Anfangs dachte sie nur an Axel Aarö, den unglückselig Verlorenen! Morgen oder übermorgen hatte er das Land verlassen, sie wußte es bereits, und diesmal für alle Zeiten!
Aber wenn sie es sich so recht entsetzlich ausmalen wollte, wie es war, dann lag das Toupet auf dem Kopfkissen und sagte: „Es war doch wohl nicht alles so echt mit Axel Aarö?“ Doch, doch, — was konnte er dafür, daß er so früh kahl geworden war? Hm, erwiderte das Toupet, er hätte es eingestehen können.
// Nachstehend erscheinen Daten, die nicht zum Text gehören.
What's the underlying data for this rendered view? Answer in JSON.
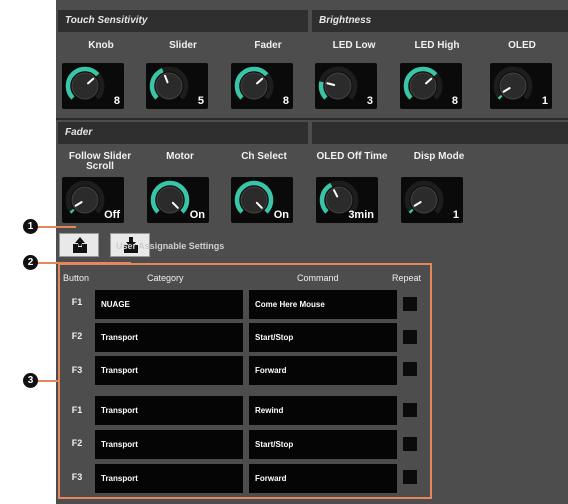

Ella arbeitete sich vorwärts. Glücklicherweise begegnete sie niemand, auch kam niemand von all denen, die jetzt auf Baadshaug waren, hinter ihr her; sie mußte ja komisch aussehen, schwitzend und weinend mit aufgeknöpftem Mantel, in Pelzschuhen mit dem Tuch in der Hand. Sie versuchte ein paarmal, langsamer zu gehen, aber der Aufruhr in ihr war zu stark, und dann lag es in ihrer Natur, sich vorwärts zu arbeiten.
Aber in ihrem gejagten Blut meldete sich die kräftige Frage: Möchtest du, Ella, nun all deine Träume entbehren, da es jedesmal so jämmerlich damit gegangen ist? Da flennte Ella laut auf und erwiderte: nicht, wenn es mein Leben gälte! Nein, denn die Träume sind das Beste, was ich gehabt habe; sie haben mich gelehrt auszuhalten, sie haben mir gegeben, womit ich all das andere messen kann, so daß ich niemals etwas für hoch halte, was niedrig ist. Nein, meine Träume, die habe ich auch um meine Kinder gewebt, so daß ich jetzt tausendmal mehr Vergnügen an ihnen habe. Die, und dann die Blumen, das ist alles, was ich habe. Und sie flennte und arbeitete sich vorwärts.
Aber nun sind dir ja keine Träume mehr geblieben, Ella!
Anfangs wußte sie nicht, was sie darauf antworten sollte; es schien ja allzu wahr, allzu entsetzlich wahr, — und das Toupet zeigte sich wieder.
Gerade hier hatte Aarö das Winterlied gesungen. Wie das Zwitschern der Schellen die Weise begleitet hatte, so begleitete jetzt das „Mama, Mama!“ der zarten Stimmen ihre Tränen. Es war nicht wunderlich, denn sie lief ja zu ihren Knaben, aber jetzt meldeten sie sich, als wären sie’s, von denen sie träumen sollte. Nein, nein, „da haben Sie doch etwas Reelles,“ antwortete es mit Aarös Stimme; sie erinnerte sich, wie er es gesagt, sie erinnerte sich seiner Wehmut dabei. Hatte er wirklich an sie und sich gedacht und an die Knaben und sie? Hatte er seine eigene Schwäche mit ihrer Gesundheit und Zukunft gemessen? Sie kam wieder weit von den Knaben ab; sie war wieder bei all seinen Worten und Blicken, um das Rätsel zu deuten; aber darunter brach das Sehnen und der Schmerz wieder auf, wie nie zuvor; das ganze Leben war vorbei, der Traum zu alt in ihr, zu stark, zu lieb, die Wurzeln konnten nicht ausgerissen werden, unmöglich! Sie waren ja ungefähr alles, was sie den nächsten Tag sehen würde, berühren, vornehmen würde! — — Zu aller Verzweiflung kam noch, daß die Knaben nicht zu Hause waren; sie kam an ein leeres Haus.
Aber Kräfte waren in ihr. Denn als sie nach Hause kam und gebadet und sich schlafen gelegt hatte, und der Mondschein von gestern abend ins Zimmer sah und erwähnte, was sie mit einander gehabt hatten, da warf sie sich im Bett umher und weinte laut wie ein Kind; hier konnte niemand sie hören, niemand hereinkommen. Ihr Herz war jung, wie damals, als sie siebzehn Jahre alt war; es konnte und wollte nicht aufgeben!